Behind-the-scenes book reveals US-Britain battle over Huawei 5G

  • Senior intelligence officials among those pressured by the Donald Trump administration to ban the Chinese telecoms giant from British network
  • Author’s sources say senior Washington figures had no interest in policy discussion or a compelling reason to ban the company
Britain eventually did not use Huawei in its 5G telecoms networks, after it was initially greenlit by former prime minister Boris Johnson in 2020. Photo: Bloomberg

A book by a UK-based journalist has shed light on the pressure applied by Washington to have China’s Huawei Technologies Co. banned from Britain’s 5G network.

In The Secret History of the Five Eyes, Richard Kerbaj describes a “policy disruption mission” by a White House delegation to London in 2019, which included a five-hour meeting with senior officials from GCHQ, one of Britain’s spy services.

British intelligence maintained it could manage the risks of using Huawei’s 5G kit, unlike three of its partners in the Five Eyes intelligence alliance – Australia, New Zealand and the US – which had already banned the tech giant on national security grounds.

But, according to a senior British intelligence official who was at the meeting, “the message was, ‘we don’t want you to do this [accept Huawei], you have no idea how evil China is’”.

The unnamed official described the meeting, with former US National Security Council Asia director Matthew Pottinger, as “five hours of shouting with a prepared, angry and weirdly non-threatening script”.

“We tried to offer a policy discussion but Pottinger didn’t care,” the official told Kerbaj, whose journalism focuses on security issues.

In a letter to The Sunday Times last week, Pottinger described Kerbaj’s account as “one-sided and inaccurate” and denied shouting during the meeting.

“It is true that the US pressed the UK to refrain from using the Chinese company’s gear in British 5G networks. That’s what friends do, especially when so much is at stake,” said Pottinger, who was seen as a main driver of the Donald Trump administration’s hawkish approach to China.

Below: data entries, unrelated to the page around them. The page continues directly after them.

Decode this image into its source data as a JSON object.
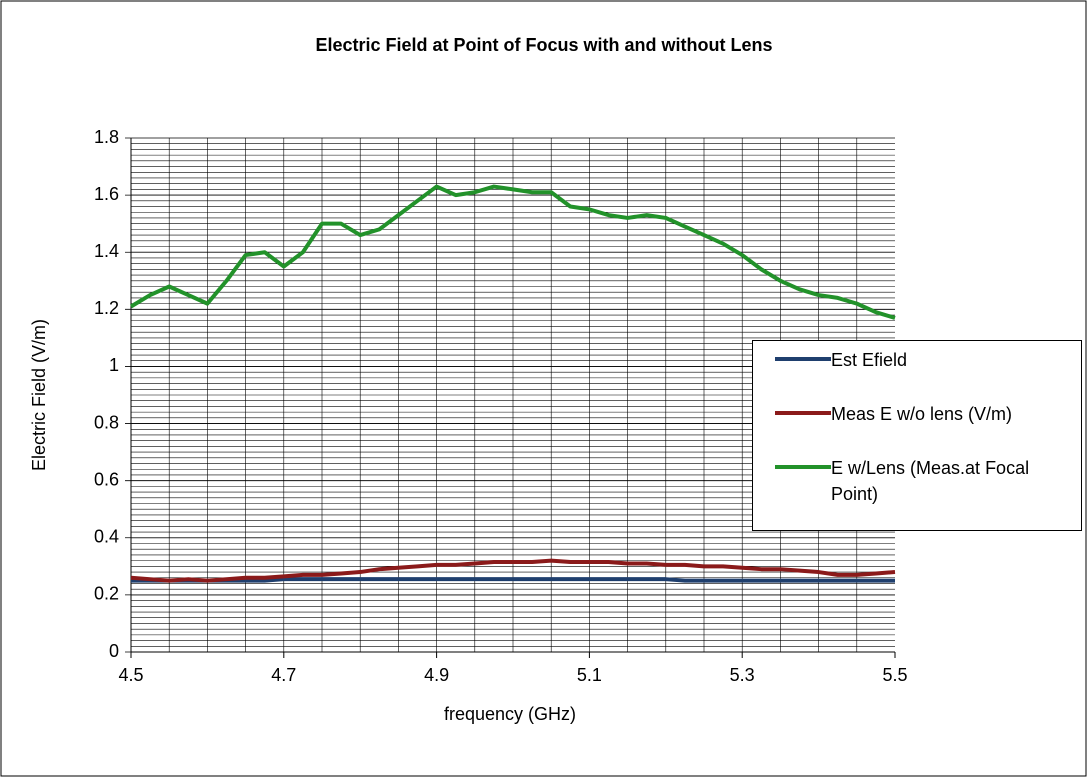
{
  "chart_data": {
    "type": "line",
    "title": "Electric Field at Point of Focus with and without Lens",
    "x_label": "frequency (GHz)",
    "y_label": "Electric Field (V/m)",
    "x": [
      4.5,
      4.525,
      4.55,
      4.575,
      4.6,
      4.625,
      4.65,
      4.675,
      4.7,
      4.725,
      4.75,
      4.775,
      4.8,
      4.825,
      4.85,
      4.875,
      4.9,
      4.925,
      4.95,
      4.975,
      5.0,
      5.025,
      5.05,
      5.075,
      5.1,
      5.125,
      5.15,
      5.175,
      5.2,
      5.225,
      5.25,
      5.275,
      5.3,
      5.325,
      5.35,
      5.375,
      5.4,
      5.425,
      5.45,
      5.475,
      5.5
    ],
    "series": [
      {
        "name": "Est Efield",
        "color": "#1f3f6e",
        "values": [
          0.25,
          0.25,
          0.25,
          0.25,
          0.25,
          0.25,
          0.25,
          0.25,
          0.255,
          0.255,
          0.255,
          0.255,
          0.255,
          0.255,
          0.255,
          0.255,
          0.255,
          0.255,
          0.255,
          0.255,
          0.255,
          0.255,
          0.255,
          0.255,
          0.255,
          0.255,
          0.255,
          0.255,
          0.255,
          0.25,
          0.25,
          0.25,
          0.25,
          0.25,
          0.25,
          0.25,
          0.25,
          0.25,
          0.25,
          0.25,
          0.25
        ]
      },
      {
        "name": "Meas E w/o lens (V/m)",
        "color": "#8b1a1a",
        "values": [
          0.26,
          0.255,
          0.25,
          0.255,
          0.25,
          0.255,
          0.26,
          0.26,
          0.265,
          0.27,
          0.27,
          0.275,
          0.28,
          0.29,
          0.295,
          0.3,
          0.305,
          0.305,
          0.31,
          0.315,
          0.315,
          0.315,
          0.32,
          0.315,
          0.315,
          0.315,
          0.31,
          0.31,
          0.305,
          0.305,
          0.3,
          0.3,
          0.295,
          0.29,
          0.29,
          0.285,
          0.28,
          0.27,
          0.27,
          0.275,
          0.28
        ]
      },
      {
        "name": "E w/Lens (Meas.at Focal Point)",
        "color": "#22922a",
        "values": [
          1.21,
          1.25,
          1.28,
          1.25,
          1.22,
          1.3,
          1.39,
          1.4,
          1.35,
          1.4,
          1.5,
          1.5,
          1.46,
          1.48,
          1.53,
          1.58,
          1.63,
          1.6,
          1.61,
          1.63,
          1.62,
          1.61,
          1.61,
          1.56,
          1.55,
          1.53,
          1.52,
          1.53,
          1.52,
          1.49,
          1.46,
          1.43,
          1.39,
          1.34,
          1.3,
          1.27,
          1.25,
          1.24,
          1.22,
          1.19,
          1.17
        ]
      }
    ],
    "xlim": [
      4.5,
      5.5
    ],
    "xticks": [
      4.5,
      4.7,
      4.9,
      5.1,
      5.3,
      5.5
    ],
    "ylim": [
      0,
      1.8
    ],
    "yticks": [
      0,
      0.2,
      0.4,
      0.6,
      0.8,
      1,
      1.2,
      1.4,
      1.6,
      1.8
    ],
    "grid": true,
    "xgrid_divisions": 4,
    "ygrid_divisions": 10,
    "legend": "right"
  }
}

He is among a handful of former White House officials who were sanctioned by Beijing after the end of Trump’s presidency, alongside secretary of state Mike Pompeo and national security adviser John Bolton.

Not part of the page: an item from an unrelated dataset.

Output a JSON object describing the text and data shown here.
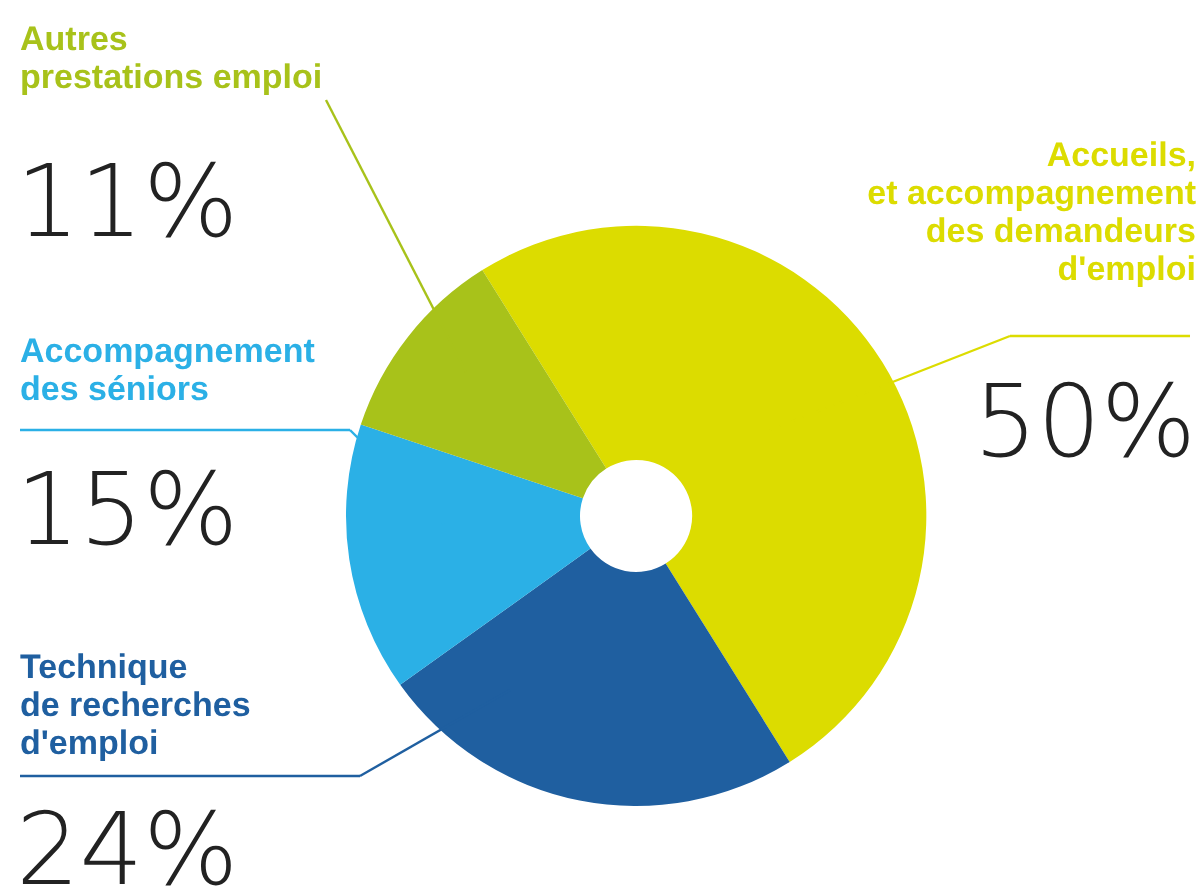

Britain eventually gave up on using Huawei in its telecoms networks, after US sanctions on the company meant the National Cyber Security Centre (NCSC) could no longer manage the security risks.

Just months earlier, in January 2020, former British prime minister Boris Johnson had given the company a green light to build the 5G network, despite a divided Conservative Party.

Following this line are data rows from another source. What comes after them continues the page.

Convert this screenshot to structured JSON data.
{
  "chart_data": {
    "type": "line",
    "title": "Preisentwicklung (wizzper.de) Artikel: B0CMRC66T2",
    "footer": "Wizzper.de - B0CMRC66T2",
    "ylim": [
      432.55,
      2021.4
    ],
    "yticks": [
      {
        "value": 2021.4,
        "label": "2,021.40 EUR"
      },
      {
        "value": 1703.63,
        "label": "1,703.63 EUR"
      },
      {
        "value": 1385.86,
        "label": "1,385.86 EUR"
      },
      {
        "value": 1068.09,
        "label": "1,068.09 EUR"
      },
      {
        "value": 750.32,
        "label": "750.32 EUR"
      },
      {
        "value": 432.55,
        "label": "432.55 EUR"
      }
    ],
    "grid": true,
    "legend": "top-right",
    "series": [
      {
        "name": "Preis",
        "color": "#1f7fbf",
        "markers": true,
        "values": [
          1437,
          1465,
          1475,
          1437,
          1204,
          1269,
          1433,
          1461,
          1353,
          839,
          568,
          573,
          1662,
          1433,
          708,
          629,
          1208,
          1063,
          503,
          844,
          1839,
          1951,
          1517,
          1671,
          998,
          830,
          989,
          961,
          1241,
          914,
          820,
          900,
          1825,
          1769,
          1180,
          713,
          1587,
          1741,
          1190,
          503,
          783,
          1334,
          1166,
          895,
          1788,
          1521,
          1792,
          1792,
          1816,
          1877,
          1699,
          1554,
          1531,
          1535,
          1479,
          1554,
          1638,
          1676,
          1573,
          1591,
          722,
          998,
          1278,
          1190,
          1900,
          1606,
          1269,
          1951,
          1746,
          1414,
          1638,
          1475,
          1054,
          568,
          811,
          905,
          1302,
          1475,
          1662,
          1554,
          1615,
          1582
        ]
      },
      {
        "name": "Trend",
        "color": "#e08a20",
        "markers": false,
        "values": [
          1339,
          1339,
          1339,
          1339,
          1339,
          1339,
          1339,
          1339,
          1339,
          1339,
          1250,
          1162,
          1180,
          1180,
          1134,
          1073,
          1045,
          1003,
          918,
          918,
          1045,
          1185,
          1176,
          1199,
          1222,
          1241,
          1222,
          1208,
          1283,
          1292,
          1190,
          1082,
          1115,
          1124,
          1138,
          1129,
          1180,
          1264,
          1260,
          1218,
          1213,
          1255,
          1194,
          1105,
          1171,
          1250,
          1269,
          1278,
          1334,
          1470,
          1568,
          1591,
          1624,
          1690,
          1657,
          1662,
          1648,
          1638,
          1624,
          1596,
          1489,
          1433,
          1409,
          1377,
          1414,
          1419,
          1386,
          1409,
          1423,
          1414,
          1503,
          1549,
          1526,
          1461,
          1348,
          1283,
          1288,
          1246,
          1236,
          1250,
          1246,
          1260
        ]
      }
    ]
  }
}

The NCSC’s former chief executive, Ciaran Martin – who was at the Pottinger meeting – told Kerbaj that Britain had been willing to work with the US to counter China’s ambitions in the technology sector, but did not see Huawei’s involvement in the 5G network as “the most important thing in a much wider strategic challenge”.

According to Kim Darroch, the British ambassador to the US from 2016 to 2019, pressure from the US to dump Huawei had been building for years.

In the book, Darroch recounts a meeting with H.R. McMaster – Trump’s national security adviser from February 2017 to April 2018 – who raised the issue and explained to him why the US believed Britain should ban the company.

“The Americans had no compelling technical arguments for banning Huawei” during his term as ambassador, Darroch said.

Responding to the book, Lu Xiang, a US studies researcher at the state-owned think tank the Chinese Academy of Social Sciences, said preventing the growth of companies like Huawei had been Washington’s priority.

“Not letting companies such as Huawei grow – that’s the most important aim for the US,” he said.

“In the area of 5G, if the US allowed Huawei to become stronger, then it would have no means of catching up. When its staunchest ally is using Huawei’s 5G technology and the US isn’t, the US would be put in a passive position.”

But Lu pointed out that China did not see the issue as primarily a security one, after the “golden era” of Britain-China ties under former British prime minister David Cameron.

“The Five Eyes is not as monolithic as it was,” he said.

Zeno Leoni, a lecturer at King’s College London’s defence studies department, said the book showed the US saw China as a challenge, while Britain viewed the country as a “systemic competitor” – a term used in its post-Brexit strategy review.

“It will be very self-harmful to neglect China, the Chinese economy – so the UK can’t really do that. I think what we’re seeing and what we will see is a degree of strategic ambiguity by which the UK continues to trade with China as much as it can,” he said.

“Occasionally, the United States, or maybe UK security services, will flag some sensitive areas and some sensitive issues.”

Leoni said coalitions and alliances such as the Five Eyes allowed individual countries to cooperate on future technologies and strategic industries – and even to decouple from China – to address security threats from the country.

“That’s why it’s very important to have a cohesive coalition,” he said.